Submitted from Kelly of Worcester, Massachusetts through USATODAY.com (10/18/00)
Answer from Howard Phillips:
U.S.-China Policy Must Be Governed By The Constitution And Sound Moral Principle
Regarding Permanent Normal Trade Relations status for Red China, constitutionally no Congress can bind future Congresses
concerning trade policy. The Constitution stipulates that Congress shall regulate commerce with foreign nations. However, the reason we have an election every two years is so that the people can review the performance of the Congress.
So, permanent Most Favored Nation status for Red China is unconstitutional, even though it is supported by both major parties.
With respect to the human rights issue, we've been down this path before. In the 1930's Franklin D. Roosevelt accorded normal diplomatic relations to Joseph Stalin and the Communist Party of the Soviet Union. The effect was to legitimate Stalin's tyranny and to deliver a message to the people of the Soviet Union that they had no hope of throwing off that tyranny because the United States of America, the symbol of freedom in the world, was in alliance with the man who was then commonly regarded as the greatest despot in the world, Joe Stalin.

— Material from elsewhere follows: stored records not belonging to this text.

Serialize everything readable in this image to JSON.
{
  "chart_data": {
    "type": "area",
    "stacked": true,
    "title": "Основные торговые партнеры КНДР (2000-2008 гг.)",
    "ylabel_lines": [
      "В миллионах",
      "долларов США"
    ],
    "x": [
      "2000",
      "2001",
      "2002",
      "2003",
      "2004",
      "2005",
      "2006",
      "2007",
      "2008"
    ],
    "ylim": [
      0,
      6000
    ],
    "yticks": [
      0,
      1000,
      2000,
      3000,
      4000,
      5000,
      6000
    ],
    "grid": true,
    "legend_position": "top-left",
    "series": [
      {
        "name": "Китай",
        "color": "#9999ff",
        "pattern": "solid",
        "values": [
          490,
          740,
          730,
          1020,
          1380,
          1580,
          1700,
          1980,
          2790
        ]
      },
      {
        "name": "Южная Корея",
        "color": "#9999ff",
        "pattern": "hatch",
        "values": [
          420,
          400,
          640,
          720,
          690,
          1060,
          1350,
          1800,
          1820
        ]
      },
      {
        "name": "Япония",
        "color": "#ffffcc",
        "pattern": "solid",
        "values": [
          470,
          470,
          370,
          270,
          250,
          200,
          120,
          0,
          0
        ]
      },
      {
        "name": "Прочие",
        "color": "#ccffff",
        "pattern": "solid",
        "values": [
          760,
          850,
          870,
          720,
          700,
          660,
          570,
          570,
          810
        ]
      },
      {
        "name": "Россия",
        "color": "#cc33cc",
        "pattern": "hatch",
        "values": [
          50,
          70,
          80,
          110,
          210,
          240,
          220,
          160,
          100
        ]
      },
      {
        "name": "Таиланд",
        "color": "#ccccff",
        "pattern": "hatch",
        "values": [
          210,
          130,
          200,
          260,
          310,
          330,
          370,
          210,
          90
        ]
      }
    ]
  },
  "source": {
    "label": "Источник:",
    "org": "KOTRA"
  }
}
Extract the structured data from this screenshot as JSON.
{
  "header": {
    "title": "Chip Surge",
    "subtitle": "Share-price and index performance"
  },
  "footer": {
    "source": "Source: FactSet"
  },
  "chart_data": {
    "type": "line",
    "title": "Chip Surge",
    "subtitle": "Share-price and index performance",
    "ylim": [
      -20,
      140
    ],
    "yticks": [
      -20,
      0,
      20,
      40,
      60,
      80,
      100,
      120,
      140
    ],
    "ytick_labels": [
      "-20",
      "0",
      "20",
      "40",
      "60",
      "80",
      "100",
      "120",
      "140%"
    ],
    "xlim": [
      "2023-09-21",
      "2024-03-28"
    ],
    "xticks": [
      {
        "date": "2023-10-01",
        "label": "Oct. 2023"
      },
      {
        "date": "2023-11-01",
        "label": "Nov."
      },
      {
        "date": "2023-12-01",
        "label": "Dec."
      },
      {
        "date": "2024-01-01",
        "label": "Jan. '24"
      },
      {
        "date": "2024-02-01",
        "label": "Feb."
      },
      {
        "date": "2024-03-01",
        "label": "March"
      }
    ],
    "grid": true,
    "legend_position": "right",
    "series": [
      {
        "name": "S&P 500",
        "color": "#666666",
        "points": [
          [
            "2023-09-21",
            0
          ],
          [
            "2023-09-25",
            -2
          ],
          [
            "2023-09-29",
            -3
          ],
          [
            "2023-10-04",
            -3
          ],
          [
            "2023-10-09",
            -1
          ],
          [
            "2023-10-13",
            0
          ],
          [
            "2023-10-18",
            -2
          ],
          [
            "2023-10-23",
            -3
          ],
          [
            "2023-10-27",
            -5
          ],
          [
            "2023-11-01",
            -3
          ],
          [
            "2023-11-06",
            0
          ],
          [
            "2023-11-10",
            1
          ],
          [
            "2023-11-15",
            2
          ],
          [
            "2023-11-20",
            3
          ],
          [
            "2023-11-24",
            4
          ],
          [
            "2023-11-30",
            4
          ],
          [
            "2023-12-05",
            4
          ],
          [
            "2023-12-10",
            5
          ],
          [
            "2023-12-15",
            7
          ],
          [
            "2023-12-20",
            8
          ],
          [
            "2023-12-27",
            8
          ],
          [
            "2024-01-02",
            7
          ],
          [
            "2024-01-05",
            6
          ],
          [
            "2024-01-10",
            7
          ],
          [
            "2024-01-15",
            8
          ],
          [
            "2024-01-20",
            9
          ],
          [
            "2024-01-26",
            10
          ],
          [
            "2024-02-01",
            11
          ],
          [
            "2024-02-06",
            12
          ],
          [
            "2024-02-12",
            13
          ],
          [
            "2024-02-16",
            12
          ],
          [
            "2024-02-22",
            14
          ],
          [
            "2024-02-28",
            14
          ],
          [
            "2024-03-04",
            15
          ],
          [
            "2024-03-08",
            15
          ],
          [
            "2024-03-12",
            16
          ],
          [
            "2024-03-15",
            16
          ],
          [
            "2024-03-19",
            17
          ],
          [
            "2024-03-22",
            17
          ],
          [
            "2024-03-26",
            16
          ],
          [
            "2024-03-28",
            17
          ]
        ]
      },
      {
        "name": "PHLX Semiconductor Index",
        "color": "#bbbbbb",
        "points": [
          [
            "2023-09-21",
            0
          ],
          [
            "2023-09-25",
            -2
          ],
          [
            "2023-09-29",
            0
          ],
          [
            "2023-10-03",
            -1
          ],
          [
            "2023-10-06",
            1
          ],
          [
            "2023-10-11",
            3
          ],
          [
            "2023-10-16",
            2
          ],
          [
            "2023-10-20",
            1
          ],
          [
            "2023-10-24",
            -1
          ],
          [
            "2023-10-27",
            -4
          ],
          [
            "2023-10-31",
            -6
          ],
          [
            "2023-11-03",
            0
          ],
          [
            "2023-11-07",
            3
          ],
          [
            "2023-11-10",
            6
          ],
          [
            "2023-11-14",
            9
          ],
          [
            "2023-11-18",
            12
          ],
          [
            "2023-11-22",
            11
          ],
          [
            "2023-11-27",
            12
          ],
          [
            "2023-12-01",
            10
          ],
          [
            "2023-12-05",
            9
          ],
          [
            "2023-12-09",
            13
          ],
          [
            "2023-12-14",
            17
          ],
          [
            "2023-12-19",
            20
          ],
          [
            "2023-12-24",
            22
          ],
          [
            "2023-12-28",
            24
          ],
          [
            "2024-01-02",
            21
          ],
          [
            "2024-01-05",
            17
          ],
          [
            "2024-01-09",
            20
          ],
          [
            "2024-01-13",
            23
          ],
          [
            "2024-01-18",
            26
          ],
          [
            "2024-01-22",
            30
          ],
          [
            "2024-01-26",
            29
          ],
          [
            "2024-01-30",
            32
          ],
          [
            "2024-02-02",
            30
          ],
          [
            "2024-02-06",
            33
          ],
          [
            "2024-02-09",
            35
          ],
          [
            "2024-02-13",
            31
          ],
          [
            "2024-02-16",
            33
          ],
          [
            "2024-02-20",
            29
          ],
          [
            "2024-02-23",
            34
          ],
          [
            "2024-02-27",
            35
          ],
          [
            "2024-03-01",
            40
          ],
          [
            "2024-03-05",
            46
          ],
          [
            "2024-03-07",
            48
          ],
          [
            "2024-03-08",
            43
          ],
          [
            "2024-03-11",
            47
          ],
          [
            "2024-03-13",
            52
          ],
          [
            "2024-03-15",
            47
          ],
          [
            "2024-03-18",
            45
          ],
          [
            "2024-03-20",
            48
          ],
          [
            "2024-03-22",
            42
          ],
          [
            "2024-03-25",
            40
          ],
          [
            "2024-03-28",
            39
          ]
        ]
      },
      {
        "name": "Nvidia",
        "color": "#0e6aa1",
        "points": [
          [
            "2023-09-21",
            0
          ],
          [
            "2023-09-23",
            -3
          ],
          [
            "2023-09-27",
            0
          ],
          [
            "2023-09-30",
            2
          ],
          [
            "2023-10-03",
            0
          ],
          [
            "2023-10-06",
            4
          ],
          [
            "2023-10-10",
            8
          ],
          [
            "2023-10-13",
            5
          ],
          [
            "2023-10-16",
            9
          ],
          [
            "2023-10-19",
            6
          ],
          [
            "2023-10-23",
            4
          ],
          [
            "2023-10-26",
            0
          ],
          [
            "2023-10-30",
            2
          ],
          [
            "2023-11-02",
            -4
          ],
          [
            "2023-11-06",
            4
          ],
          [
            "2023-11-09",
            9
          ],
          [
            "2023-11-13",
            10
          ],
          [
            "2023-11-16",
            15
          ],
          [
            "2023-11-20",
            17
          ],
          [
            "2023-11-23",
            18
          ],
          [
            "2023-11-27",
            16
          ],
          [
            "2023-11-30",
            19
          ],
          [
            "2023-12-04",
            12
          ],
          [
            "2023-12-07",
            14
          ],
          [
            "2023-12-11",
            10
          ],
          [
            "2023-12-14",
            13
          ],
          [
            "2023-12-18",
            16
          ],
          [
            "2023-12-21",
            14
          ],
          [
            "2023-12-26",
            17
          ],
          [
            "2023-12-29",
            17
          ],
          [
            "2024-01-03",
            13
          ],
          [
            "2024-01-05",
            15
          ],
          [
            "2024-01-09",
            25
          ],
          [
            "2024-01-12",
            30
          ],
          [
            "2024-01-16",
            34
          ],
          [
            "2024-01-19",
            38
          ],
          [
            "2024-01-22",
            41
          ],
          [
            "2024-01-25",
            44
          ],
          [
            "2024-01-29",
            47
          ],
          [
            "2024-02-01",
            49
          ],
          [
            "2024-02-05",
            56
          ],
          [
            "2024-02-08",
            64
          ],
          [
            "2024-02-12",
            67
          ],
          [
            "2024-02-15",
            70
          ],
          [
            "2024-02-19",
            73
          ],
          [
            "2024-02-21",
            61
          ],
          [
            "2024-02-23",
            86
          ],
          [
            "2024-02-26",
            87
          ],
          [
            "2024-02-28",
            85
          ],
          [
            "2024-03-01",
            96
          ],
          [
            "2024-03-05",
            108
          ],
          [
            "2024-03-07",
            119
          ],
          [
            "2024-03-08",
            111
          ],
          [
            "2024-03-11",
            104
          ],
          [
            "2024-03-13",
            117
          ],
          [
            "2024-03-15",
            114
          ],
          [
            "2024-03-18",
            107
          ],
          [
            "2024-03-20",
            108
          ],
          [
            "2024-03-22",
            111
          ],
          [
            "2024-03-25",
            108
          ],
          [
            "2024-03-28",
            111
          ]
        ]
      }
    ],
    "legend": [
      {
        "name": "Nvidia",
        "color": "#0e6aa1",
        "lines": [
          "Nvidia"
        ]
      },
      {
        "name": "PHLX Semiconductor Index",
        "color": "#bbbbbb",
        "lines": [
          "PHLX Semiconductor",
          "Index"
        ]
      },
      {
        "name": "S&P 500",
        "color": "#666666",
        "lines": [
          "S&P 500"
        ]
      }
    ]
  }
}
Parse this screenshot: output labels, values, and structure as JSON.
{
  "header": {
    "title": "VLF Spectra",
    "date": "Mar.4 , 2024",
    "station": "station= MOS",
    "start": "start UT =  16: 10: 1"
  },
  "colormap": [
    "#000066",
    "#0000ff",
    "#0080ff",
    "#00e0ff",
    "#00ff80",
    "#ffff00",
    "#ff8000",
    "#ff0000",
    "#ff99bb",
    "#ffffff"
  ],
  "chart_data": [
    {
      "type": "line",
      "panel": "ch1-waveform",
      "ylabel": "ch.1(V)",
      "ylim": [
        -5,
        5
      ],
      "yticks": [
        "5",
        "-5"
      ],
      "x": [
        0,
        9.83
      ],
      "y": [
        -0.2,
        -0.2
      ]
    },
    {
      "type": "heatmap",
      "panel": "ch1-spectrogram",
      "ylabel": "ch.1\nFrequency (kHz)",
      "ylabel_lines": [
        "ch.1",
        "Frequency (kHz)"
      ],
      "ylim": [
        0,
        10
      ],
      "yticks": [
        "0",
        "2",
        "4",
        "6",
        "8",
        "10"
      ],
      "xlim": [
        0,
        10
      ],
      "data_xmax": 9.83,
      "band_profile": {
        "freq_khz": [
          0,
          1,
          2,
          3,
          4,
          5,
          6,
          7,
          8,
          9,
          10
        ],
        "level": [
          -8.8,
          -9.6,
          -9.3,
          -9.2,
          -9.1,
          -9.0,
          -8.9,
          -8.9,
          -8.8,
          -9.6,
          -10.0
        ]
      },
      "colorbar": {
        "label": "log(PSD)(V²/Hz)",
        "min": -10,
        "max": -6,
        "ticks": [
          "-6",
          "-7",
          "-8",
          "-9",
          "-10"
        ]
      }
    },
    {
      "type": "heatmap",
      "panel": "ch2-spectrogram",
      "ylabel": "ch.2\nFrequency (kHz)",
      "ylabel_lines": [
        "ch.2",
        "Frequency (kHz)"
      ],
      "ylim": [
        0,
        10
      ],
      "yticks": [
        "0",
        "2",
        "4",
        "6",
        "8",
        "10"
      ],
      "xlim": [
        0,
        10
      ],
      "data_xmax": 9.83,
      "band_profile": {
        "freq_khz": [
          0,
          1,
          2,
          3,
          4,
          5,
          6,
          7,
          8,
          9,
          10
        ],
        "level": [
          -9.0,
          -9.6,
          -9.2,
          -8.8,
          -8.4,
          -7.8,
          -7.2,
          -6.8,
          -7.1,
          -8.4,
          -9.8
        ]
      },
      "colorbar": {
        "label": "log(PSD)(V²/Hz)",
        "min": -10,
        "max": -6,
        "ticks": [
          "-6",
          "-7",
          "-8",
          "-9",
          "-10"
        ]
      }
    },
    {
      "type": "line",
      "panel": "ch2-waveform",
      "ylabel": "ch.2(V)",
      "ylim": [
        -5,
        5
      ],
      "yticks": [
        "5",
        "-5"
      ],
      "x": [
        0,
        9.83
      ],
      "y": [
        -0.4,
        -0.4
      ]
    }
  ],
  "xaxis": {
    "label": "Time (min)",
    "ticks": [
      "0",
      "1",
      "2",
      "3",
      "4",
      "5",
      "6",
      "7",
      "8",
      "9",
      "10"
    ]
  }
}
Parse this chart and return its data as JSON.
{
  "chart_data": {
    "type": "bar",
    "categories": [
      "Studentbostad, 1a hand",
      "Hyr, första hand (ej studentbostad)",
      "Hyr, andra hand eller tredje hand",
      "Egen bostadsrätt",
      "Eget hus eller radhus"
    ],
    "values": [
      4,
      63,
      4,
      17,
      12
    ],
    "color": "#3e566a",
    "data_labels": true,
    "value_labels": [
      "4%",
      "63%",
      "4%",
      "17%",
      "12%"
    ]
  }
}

When we give special treatment to Communist China we are telling the Chinese Christians who are being persecuted and we are telling the parents who want to have more than one child, that they have no hope of throwing off that tyranny because the most powerful nation in the world is in league with their oppressors. For that reason alone it is wrong for us to give Most Favored Nation status to Red China, permanently or otherwise.
Regarding the Taiwan issue, recently under pressure from Congress the Clinton Administration made a decision to sell more weapons to Taiwan. However, they put a 'trigger lock' on those weapons by saying that the weapons that Taiwan purchases will be kept in the United States. That doesn't do the people of Free China much good in a Pearl Harbor scenario.
I have been to Taiwan. I happen to have been there once in 1983, on the very day that Ronald Reagan signed the Shanghai Communique in which he asserted that thenceforward the United States would steady diminish the quality and quantity of weapons to be provide to the free Chinese on Taiwan.
I spoke on Taiwan television that day and said that the people of the United States did not support that decision. I believe that we should enhance the ability of free China to provide for its own defense. They have a strong and vibrant economy. They are capable of defending themselves if we permit them to purchase the weapons they need to counter the numerical superiority enjoyed by the mainland communist Chinese.
You need more forces to attack successfully than to defend successfully. Without direct United States involvement, Free China can defend itself if we sell them the high tech weapons which will facilitate their necessary defense.